Brisbane is a trickier proposition. Not because it doesn’t have a lot to offer – the article cites the sumptuous Calile Hotel as a drawcard, an assertion backed up by its inclusion as the only Australian entry on the 2023 World’s 50 Best Hotels list. The excellent fire-fuelled Agnes restaurant also rightly gets a nod, though I’m less convinced by the drawcard of Vertigo, a restaurant where you dangle precipitously from a harness four storeys over the ground. But overall, the hook for Brisbane seems a smidge premature. “Food, art, vertiginous views [ugh] in a city gearing up for its Olympic moment,” declares The Times. Bearing in mind Brisbane isn’t hosting the Olympics until 2032. The Queensland capital still has a fair old chunk of gearing up to do. Settle, Times.

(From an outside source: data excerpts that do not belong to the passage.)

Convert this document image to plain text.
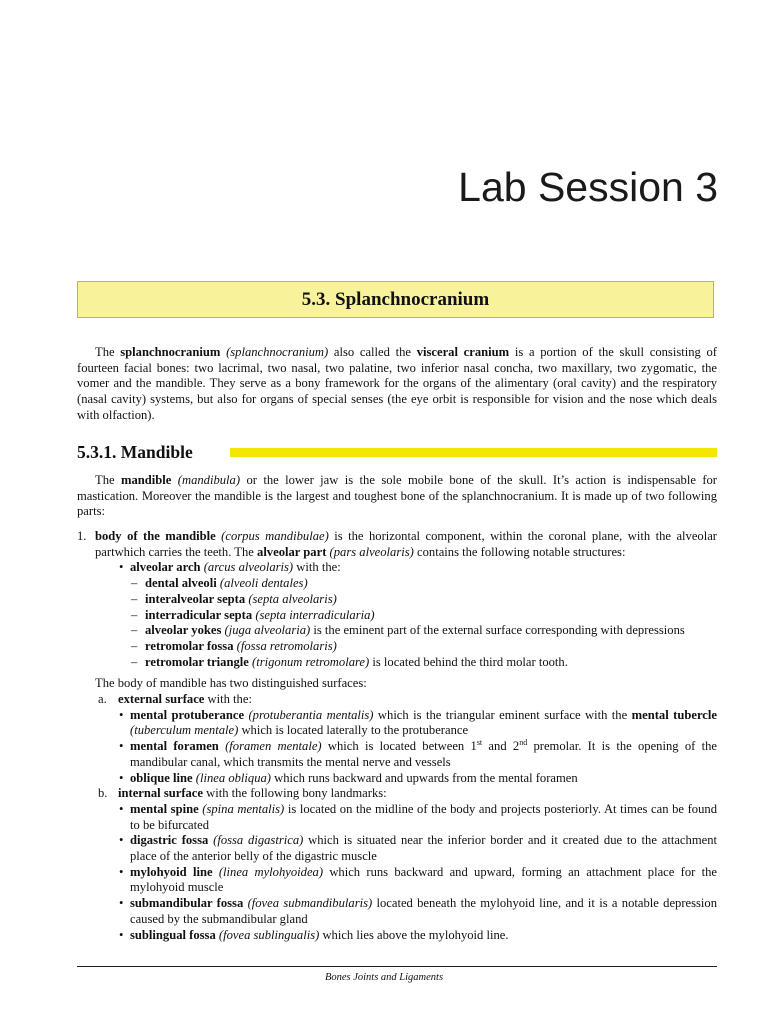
Lab Session 3
5.3. Splanchnocranium

The splanchnocranium (splanchnocranium) also called the visceral cranium is a portion of the skull consisting of fourteen facial bones: two lacrimal, two nasal, two palatine, two inferior nasal concha, two maxillary, two zygomatic, the vomer and the mandible. They serve as a bony framework for the organs of the alimentary (oral cavity) and the respiratory (nasal cavity) systems, but also for organs of special senses (the eye orbit is responsible for vision and the nose which deals with olfaction).

5.3.1. Mandible

The mandible (mandibula) or the lower jaw is the sole mobile bone of the skull. It’s action is indispensable for mastication. Moreover the mandible is the largest and toughest bone of the splanchnocranium. It is made up of two following parts:

1. body of the mandible (corpus mandibulae) is the horizontal component, within the coronal plane, with the alveolar partwhich carries the teeth. The alveolar part (pars alveolaris) contains the following notable structures:
• alveolar arch (arcus alveolaris) with the:
– dental alveoli (alveoli dentales)
– interalveolar septa (septa alveolaris)
– interradicular septa (septa interradicularia)
– alveolar yokes (juga alveolaria) is the eminent part of the external surface corresponding with depressions
– retromolar fossa (fossa retromolaris)
– retromolar triangle (trigonum retromolare) is located behind the third molar tooth.
The body of mandible has two distinguished surfaces:
a. external surface with the:
• mental protuberance (protuberantia mentalis) which is the triangular eminent surface with the mental tubercle (tuberculum mentale) which is located laterally to the protuberance
• mental foramen (foramen mentale) which is located between 1st and 2nd premolar. It is the opening of the mandibular canal, which transmits the mental nerve and vessels
• oblique line (linea obliqua) which runs backward and upwards from the mental foramen
b. internal surface with the following bony landmarks:
• mental spine (spina mentalis) is located on the midline of the body and projects posteriorly. At times can be found to be bifurcated
• digastric fossa (fossa digastrica) which is situated near the inferior border and it created due to the attachment place of the anterior belly of the digastric muscle
• mylohyoid line (linea mylohyoidea) which runs backward and upward, forming an attachment place for the mylohyoid muscle
• submandibular fossa (fovea submandibularis) located beneath the mylohyoid line, and it is a notable depression caused by the submandibular gland
• sublingual fossa (fovea sublingualis) which lies above the mylohyoid line.

Bones Joints and Ligaments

In my view, there were a few other Australian destinations that deserved more of a nod. “The South Australian islands” would have been a cracker. The exquisite Southern Ocean Lodge has just reopened on Kangaroo Island, a glorious good news story after the original venue burnt down in the ruinous 2020 bushfires. A few bays over, Louth Island has just launched the first of its two-part opening for its immersive wellness retreat, Rumi on Louth, with the main part of the stay opening in 2025.
The Kimberley is also having an amped-up moment in 2024, with several cruise companies including Seabourn and Scenic, debuting new ships in this quintessentially Australian wilderness region this year.

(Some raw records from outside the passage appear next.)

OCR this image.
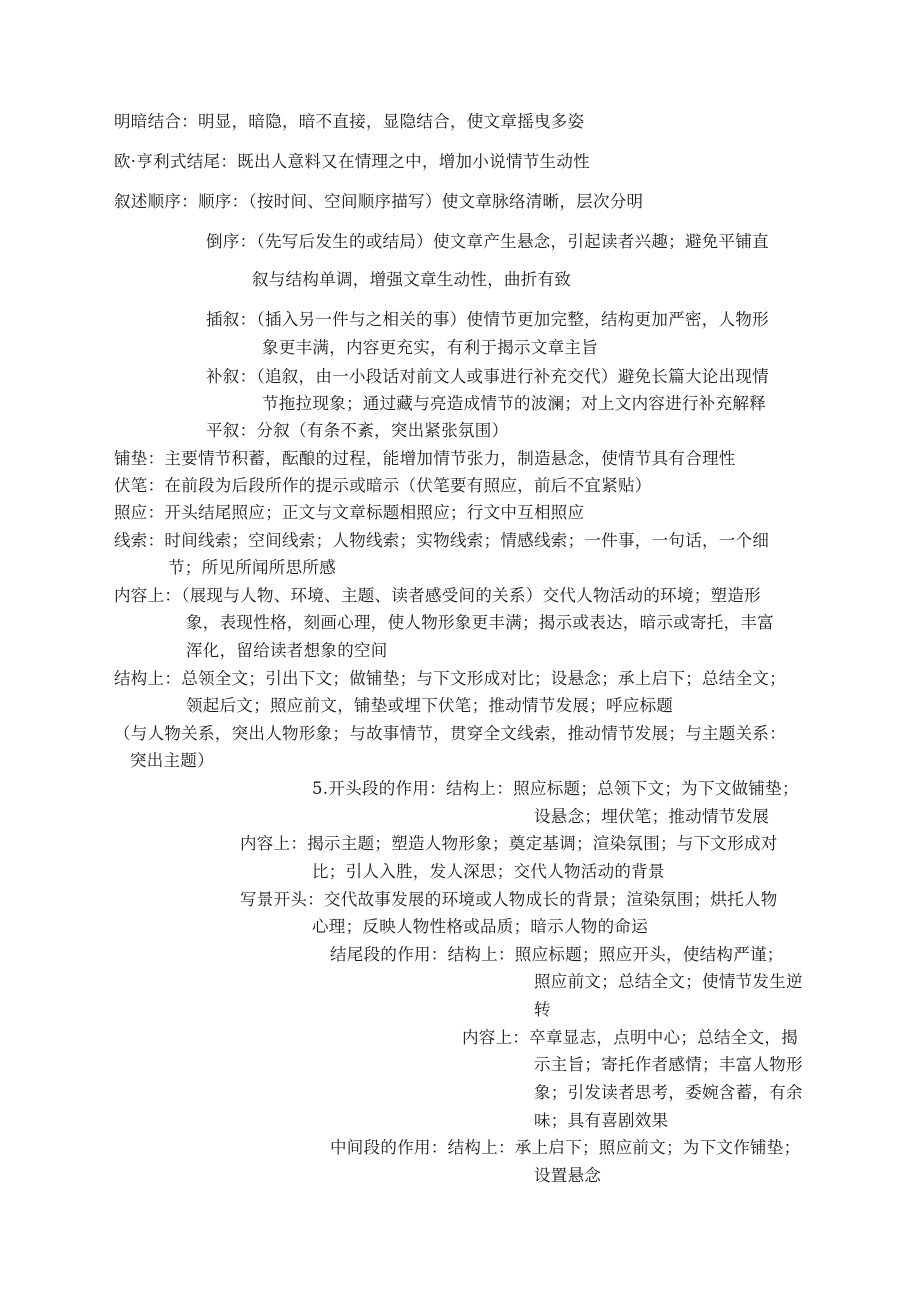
明暗结合：明显，暗隐，暗不直接，显隐结合，使文章摇曳多姿
欧·亨利式结尾：既出人意料又在情理之中，增加小说情节生动性
叙述顺序：顺序：（按时间、空间顺序描写）使文章脉络清晰，层次分明
倒序：（先写后发生的或结局）使文章产生悬念，引起读者兴趣；避免平铺直
叙与结构单调，增强文章生动性，曲折有致
插叙：（插入另一件与之相关的事）使情节更加完整，结构更加严密，人物形
象更丰满，内容更充实，有利于揭示文章主旨
补叙：（追叙，由一小段话对前文人或事进行补充交代）避免长篇大论出现情
节拖拉现象；通过藏与亮造成情节的波澜；对上文内容进行补充解释
平叙：分叙（有条不紊，突出紧张氛围）
铺垫：主要情节积蓄，酝酿的过程，能增加情节张力，制造悬念，使情节具有合理性
伏笔：在前段为后段所作的提示或暗示（伏笔要有照应，前后不宜紧贴）
照应：开头结尾照应；正文与文章标题相照应；行文中互相照应
线索：时间线索；空间线索；人物线索；实物线索；情感线索；一件事，一句话，一个细
节；所见所闻所思所感
内容上：（展现与人物、环境、主题、读者感受间的关系）交代人物活动的环境；塑造形
象，表现性格，刻画心理，使人物形象更丰满；揭示或表达，暗示或寄托，丰富
浑化，留给读者想象的空间
结构上：总领全文；引出下文；做铺垫；与下文形成对比；设悬念；承上启下；总结全文；
领起后文；照应前文，铺垫或埋下伏笔；推动情节发展；呼应标题
（与人物关系，突出人物形象；与故事情节，贯穿全文线索，推动情节发展；与主题关系：
突出主题）
5.开头段的作用：结构上：照应标题；总领下文；为下文做铺垫；
设悬念；埋伏笔；推动情节发展
内容上：揭示主题；塑造人物形象；奠定基调；渲染氛围；与下文形成对
比；引人入胜，发人深思；交代人物活动的背景
写景开头：交代故事发展的环境或人物成长的背景；渲染氛围；烘托人物
心理；反映人物性格或品质；暗示人物的命运
结尾段的作用：结构上：照应标题；照应开头，使结构严谨；
照应前文；总结全文；使情节发生逆
转
内容上：卒章显志，点明中心；总结全文，揭
示主旨；寄托作者感情；丰富人物形
象；引发读者思考，委婉含蓄，有余
味；具有喜剧效果
中间段的作用：结构上：承上启下；照应前文；为下文作铺垫；
设置悬念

I’m nitpicking of course. Part of the fun with these lists is that everyone has a better opinion than the writers. If you look at the comments on the NYT, people are livid with disapproval about many of the entries. Ecuador is too unstable, they insist. The monarch butterfly reserve in Mexico is in a crime stronghold plus the poor old butterflies don’t want to be trampled on. And “There’s only one entry in South East Asia!”, thundered someone (actually I counted three).
Overall, ‘best new’ lists are a lot of fun but they’re always best viewed with a sceptical eye. After all, there’s absolutely nothing wrong with a good pasta in Italy.